Auch Fußballprofis sind Arbeitnehmer mit einem Anspruch auf arbeitsvertragsgemäße Beschäftigung. Sowohl für Profispieler als auch für -Trainer bedeutet das grundsätzlich das Training (in) der 1. Mannschaft eines Bundesligaklubs. Immer wieder fallen in Pressekonferenzen Sätze wie: Man „plane nicht mehr mit dem Spieler“ und man „habe sich entschieden, jüngeren Spielern eine Chance zu geben“. Der Spieler oder Trainer wird in eine andere Mannschaft „versetzt“. Wie das arbeitsrechtlich einzuordnen ist und unter welchen Voraussetzungen eine Versetzung von Spielern und Trainern im Profisportbereich allgemein zulässig ist, erfahren Sie in diesem Blogbeitrag.

Ausgangslage

Ob es einer arbeitsvertragsgemäßen Beschäftigung entspricht, einen Lizenzspieler oder Lizenztrainer künftig nur noch am Training der 2. Mannschaft des Klubs teilnehmen zu lassen, hängt von der Ausgestaltung des Arbeitsvertrags ab. Grundsatz: Der Lizenzklub ist als Arbeitgeber in den Grenzen des § 106 GewO weisungsbefugt. Zwischen der 1. und 2. Mannschaft eines Klubs können teils erhebliche Klassen- und Qualitätsunterschiede liegen. Spieler können daher einwenden, dass in der 2. Mannschaft nicht leistungsgerecht trainiert werden kann. Eine entsprechende „Degradierung“ ist nicht ohne weiteres vom Direktionsrecht des Klubs gedeckt, denn die Zuweisung einer anderen als der vertraglich vereinbarten Tätigkeit kraft Direktionsrecht ist nur zulässig, wenn sie gleichwertig ist. Wird ein angestellter Berufsfußballspieler der 1. bis 3. Liga beispielsweise in den Trainingsbetrieb der Regionalligamannschaft „versetzt“, wechselt er formell regelmäßig vom Profi- in den Amateurtrainingsbetrieb.
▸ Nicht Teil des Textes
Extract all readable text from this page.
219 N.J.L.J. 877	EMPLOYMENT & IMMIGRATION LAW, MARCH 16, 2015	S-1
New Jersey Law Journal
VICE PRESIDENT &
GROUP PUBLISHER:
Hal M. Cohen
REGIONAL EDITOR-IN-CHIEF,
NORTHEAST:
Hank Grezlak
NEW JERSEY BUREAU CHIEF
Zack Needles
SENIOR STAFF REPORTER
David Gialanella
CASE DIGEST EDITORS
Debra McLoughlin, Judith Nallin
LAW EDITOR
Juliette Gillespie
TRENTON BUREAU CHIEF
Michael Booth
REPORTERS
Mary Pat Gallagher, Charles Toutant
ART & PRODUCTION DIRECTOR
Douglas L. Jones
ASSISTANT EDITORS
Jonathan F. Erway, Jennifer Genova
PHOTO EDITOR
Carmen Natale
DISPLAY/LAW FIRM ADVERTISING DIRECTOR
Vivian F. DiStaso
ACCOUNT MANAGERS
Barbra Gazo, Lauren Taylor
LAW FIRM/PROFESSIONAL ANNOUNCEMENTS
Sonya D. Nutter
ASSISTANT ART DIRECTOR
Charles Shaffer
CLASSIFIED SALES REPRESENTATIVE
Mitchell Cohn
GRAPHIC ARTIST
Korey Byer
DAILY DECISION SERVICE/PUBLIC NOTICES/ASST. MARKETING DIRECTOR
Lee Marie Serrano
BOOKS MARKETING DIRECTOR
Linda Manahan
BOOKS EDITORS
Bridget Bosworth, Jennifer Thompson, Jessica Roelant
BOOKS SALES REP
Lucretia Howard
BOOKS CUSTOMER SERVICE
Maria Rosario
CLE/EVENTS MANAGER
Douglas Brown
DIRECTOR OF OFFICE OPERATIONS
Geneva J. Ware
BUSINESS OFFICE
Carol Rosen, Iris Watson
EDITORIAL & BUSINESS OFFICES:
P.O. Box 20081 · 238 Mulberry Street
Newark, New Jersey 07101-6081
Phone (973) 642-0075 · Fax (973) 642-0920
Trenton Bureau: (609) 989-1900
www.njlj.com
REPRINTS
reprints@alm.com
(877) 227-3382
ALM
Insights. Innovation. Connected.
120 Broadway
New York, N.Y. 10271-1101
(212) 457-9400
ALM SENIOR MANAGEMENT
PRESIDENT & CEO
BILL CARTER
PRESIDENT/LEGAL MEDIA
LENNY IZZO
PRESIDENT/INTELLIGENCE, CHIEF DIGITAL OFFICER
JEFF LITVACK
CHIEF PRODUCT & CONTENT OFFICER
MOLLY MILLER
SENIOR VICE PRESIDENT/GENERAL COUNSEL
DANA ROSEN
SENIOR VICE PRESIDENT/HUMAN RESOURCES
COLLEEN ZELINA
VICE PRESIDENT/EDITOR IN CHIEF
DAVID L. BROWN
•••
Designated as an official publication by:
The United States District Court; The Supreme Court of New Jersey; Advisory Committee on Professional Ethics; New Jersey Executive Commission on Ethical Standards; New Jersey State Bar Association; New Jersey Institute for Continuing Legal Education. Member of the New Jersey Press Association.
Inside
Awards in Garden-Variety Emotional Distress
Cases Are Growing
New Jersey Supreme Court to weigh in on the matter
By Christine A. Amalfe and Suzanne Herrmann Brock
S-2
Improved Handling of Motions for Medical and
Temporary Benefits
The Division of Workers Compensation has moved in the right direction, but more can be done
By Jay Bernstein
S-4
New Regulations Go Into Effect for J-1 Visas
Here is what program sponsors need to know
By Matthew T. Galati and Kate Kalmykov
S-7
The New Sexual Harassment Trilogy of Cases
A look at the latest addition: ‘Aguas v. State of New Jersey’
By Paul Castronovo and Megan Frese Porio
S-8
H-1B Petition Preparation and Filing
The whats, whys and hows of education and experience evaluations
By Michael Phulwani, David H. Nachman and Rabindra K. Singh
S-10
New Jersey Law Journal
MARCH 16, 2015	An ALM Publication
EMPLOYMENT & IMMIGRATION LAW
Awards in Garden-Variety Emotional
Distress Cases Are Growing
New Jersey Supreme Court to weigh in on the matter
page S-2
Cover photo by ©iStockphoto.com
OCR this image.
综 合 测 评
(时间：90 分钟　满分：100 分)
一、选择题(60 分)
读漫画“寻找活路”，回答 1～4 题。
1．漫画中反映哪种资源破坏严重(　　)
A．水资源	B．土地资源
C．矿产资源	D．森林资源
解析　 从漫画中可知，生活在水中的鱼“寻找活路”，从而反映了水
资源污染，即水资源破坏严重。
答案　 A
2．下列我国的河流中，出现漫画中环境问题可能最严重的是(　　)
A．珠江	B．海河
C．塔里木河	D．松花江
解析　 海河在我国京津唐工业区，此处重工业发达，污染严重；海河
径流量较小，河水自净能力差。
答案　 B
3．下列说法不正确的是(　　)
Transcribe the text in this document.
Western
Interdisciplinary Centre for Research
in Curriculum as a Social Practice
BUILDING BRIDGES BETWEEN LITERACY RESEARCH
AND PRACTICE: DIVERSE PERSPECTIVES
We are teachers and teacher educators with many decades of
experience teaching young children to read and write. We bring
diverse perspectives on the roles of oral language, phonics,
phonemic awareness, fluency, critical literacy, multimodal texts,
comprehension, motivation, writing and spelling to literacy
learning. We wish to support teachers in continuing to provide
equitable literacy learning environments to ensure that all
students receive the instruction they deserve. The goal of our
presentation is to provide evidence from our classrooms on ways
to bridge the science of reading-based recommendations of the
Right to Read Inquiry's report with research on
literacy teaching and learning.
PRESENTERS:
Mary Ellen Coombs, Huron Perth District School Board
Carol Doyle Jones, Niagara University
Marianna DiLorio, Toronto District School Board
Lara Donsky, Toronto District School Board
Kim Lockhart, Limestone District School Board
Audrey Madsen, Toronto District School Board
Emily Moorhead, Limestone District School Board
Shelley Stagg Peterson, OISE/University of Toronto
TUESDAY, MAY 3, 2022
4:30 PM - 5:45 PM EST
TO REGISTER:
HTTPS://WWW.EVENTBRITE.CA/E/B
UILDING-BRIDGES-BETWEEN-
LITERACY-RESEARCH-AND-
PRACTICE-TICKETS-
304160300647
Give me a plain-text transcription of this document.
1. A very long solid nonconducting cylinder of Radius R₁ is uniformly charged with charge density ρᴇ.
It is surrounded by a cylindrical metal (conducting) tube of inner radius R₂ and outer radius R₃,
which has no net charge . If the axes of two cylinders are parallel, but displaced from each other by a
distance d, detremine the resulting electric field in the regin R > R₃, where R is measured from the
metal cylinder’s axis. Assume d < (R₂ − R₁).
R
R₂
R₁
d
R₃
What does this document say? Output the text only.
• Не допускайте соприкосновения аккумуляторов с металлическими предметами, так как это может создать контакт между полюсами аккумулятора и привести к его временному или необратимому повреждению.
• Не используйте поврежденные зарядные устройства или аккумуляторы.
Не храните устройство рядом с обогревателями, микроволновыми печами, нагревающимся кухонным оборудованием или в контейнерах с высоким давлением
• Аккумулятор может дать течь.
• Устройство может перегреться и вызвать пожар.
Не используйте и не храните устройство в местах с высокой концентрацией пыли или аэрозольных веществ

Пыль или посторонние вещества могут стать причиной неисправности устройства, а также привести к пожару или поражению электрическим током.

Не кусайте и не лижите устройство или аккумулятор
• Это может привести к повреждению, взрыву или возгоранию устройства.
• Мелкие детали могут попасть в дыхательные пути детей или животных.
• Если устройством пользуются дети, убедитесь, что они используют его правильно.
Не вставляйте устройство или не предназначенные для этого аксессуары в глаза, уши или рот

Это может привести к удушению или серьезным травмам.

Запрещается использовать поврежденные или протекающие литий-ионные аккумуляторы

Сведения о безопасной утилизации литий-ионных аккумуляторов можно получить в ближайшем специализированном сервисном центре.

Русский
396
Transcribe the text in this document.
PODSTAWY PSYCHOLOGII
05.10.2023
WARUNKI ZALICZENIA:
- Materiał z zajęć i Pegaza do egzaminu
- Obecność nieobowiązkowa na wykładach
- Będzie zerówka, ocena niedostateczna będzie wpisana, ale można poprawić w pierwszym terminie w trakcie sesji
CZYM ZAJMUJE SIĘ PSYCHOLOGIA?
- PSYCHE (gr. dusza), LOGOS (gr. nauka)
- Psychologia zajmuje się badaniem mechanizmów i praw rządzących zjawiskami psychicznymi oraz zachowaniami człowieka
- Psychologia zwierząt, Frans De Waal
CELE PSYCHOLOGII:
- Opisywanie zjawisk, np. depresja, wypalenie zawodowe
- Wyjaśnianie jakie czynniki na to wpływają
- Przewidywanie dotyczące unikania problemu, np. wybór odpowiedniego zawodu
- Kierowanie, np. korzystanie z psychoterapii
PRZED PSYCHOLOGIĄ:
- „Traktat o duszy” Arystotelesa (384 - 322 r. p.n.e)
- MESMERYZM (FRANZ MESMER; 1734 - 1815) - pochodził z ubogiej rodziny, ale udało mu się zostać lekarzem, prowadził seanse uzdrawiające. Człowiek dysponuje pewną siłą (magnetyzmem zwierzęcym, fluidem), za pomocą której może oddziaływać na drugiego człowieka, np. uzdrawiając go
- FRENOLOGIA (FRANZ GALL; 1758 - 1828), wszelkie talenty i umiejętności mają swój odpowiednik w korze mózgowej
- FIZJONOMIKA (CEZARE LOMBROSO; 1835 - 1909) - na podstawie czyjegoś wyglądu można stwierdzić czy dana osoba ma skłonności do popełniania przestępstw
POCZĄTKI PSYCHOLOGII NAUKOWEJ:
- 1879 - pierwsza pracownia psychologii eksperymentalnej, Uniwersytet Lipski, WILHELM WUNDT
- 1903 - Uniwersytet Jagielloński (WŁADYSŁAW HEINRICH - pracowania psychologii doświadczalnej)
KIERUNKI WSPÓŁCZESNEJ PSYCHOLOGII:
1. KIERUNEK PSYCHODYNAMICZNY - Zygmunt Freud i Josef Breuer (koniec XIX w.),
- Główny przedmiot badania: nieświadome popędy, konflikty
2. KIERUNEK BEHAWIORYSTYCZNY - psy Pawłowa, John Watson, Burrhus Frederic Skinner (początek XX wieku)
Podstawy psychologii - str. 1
Nicht selten finden sich in Lizenzspieler- oder Lizenztrainerverträgen jedoch Versetzungs- bzw. sog. Abstellungsklauseln. Die Vertragsparteien vereinbaren zunächst eine bestimmte Tätigkeit, wobei der Arbeitgeber berechtigt ist, den Spieler oder Trainer in bzw. für eine andere Mannschaft des Klubs abzustellen.

Versetzungs- und Abstellungsklauseln – sind Profifußballer „normale“ Arbeitnehmer?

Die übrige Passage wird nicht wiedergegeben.